A Paris, il faisait des études
sans passion. Maman commençait à dire de lui : « C’est un
dilettante », avec un soupçon d’anxiété parfois mais surtout avec ce
regard d’orgueil qu’ont certaines jeunes mères lorsqu’elles disent :
« Mon fils est un brise-fer ! »
Pour Benjamin et moi,
« dilettante » devenait synonyme de « charme ». Lorsqu’on
demandait à Benjamin ce que son frère faisait à Paris, il répondait :
« Il dilettante » avec le même ton de modeste
fierté qu’il aurait eu pour dire : « Il est à l’Académie
Française ».
Mais à force de dilettanter mon frère en oubliait de travailler. Il
échoua à ses examens. On était à la fin juin. Je venais d’avoir mon Bac de
Français avec des notes assez bonnes pour que ce fut moi la vedette. Mon frère
revint à la maison panser ses blessures d’amour-propre.
Un soir, alors que tout le monde
était déjà monté se coucher, je me glissai sans bruit hors de mon lit et
descendis l’escalier. Sans oser allumer, je me dirigeai à tâtons vers la
cuisine pour y boire un verre d’eau. Pour cela, je devais traverser le salon.
Lorsque je repassais par cette pièce pour regagner ma chambre, je distinguai
une forme allongée sur le canapé.
-Qui est là ? Murmurai-je
d’une voix mal affermie.
La forme se redressa.
- C’est moi, Bébé. Fit mon frère
à voix basse. Tu n’arrives pas à dormir non plus ?

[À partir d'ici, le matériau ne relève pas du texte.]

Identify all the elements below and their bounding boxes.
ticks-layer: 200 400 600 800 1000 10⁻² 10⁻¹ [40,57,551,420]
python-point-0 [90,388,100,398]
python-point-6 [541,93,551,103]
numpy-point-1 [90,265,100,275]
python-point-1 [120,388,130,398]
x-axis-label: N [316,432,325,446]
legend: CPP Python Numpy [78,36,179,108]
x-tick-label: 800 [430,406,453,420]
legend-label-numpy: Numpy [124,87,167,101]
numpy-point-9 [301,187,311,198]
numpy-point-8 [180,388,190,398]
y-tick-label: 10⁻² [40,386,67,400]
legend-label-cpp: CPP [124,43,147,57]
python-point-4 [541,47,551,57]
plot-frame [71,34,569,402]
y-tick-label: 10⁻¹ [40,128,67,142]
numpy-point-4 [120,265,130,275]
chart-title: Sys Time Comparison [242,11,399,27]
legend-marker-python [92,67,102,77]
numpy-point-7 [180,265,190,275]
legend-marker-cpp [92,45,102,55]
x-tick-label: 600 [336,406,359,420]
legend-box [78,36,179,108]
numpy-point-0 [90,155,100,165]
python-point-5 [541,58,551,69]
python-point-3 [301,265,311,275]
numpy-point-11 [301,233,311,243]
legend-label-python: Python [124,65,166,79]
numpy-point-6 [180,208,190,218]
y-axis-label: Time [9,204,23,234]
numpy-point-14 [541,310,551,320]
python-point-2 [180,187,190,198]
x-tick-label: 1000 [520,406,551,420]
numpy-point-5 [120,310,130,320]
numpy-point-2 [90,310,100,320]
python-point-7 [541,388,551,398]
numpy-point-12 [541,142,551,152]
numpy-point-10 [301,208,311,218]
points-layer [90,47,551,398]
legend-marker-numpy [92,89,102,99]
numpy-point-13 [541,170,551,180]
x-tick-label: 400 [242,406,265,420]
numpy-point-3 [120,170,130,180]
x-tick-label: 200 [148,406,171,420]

-Non. Fis-je : C’est parce
que j’avais soif. Maman a trop salé le gratin, comme toujours. Mais pourquoi
n’allumes-tu pas ?
-Toi non plus tu n’as pas
allumé.
-Tu vas dormir ici ?
Demandai-je en me rapprochant.
-Non. Je vais monter me coucher
tout à l’heure. Je réfléchissais.
Je m’assis près de lui.
-A quoi ?
-A la mort, figure-toi
Minou !
Tu n’y penses jamais, toi ?
-On a le temps !
-Il n’y a pas d’age pour mourir.
Tu te souviens de l’histoire de
cet oncle de Maman, condamné à mort pendant la guerre ?
-Non.
-C’est vrai. Tu étais trop
petite. Mais moi je me souviens bien. Il est mort un peu après ta naissance, je
crois. On racontait souvent, dans la famille, son histoire. C’était un frère
aîné de Mamie. Arrêté sur dénonciation à la libération, il avait été condamné à
mort. Il avait déjà passé six mois en prison lorsqu’on le transféra à Fresnes
dans le quartier des condamnés. Cela dura encore trois mois.
Au début, la révolte, le
désespoir ! Il écrivait des lettres au Garde de Sceaux, aux ministres, aux
amis résistants qu’il connaissait encore. Des mois durant, il s’est battu comme
un beau diable. Puis vint l’abattement.
Et ensuite : on s’habitue à
tout. Même aux situations intenables. Un beau jour on s’aperçoit qu’on a pas
prié une seule fois dans la journée : « Pourvu qu’ils me
gracient ! » Les jours, à force de se ressembler, en arrivent à ne
plus exister. Impossible de distinguer les heures les unes des autres : le
temps n’a plus que des minutes.
A partir de ce moment, il a
cessé de redouter la mort. Il vivait maintenant dans son voisinage. Il s’était
mis à y penser. Il l’avait admise. Oui, il avait admis de mourir avec plus de
facilité qu’il ne l’aurait cru. Il l’avait si bien admise même qu’avant de
mourir il s’était déjà détaché de la vie. Au bout d’un certain temps, il refusa
les visites . Il n’avait sans doute plus rien à dire à des gens qui, eux,
allaient vivre, qui avaient un futur. Lui n’avait qu’un présent. Désespérément
présent. Qu’aurait-il pu avoir à dire à des personnes pour lesquelles le
présent avait si peu d’importance ? – Qui étaient soit plongées dans leur
passé soit tendues vers l’avenir…
Tu comprends ça Minou
chéri ? Un homme pour qui le passé et l’avenir n’ont plus aucune
valeur ; car il n’a ni passé ni avenir.
Imagines-tu quelque chose de
pire : Un homme que le jugement des autres hommes a dépouillé de son avenir
et de son passé ?
Mais au bout de ces neuf mois,
on l’avait gracié.
Alors, à la grande stupeur de la
famille, il avait refusé sa grâce !
Tu imagines le scandale !
Toute la famille en ébullition ! On avait multiplié les délégations durant
deux semaines pour le convaincre. On fait, on le croyait fou à lier.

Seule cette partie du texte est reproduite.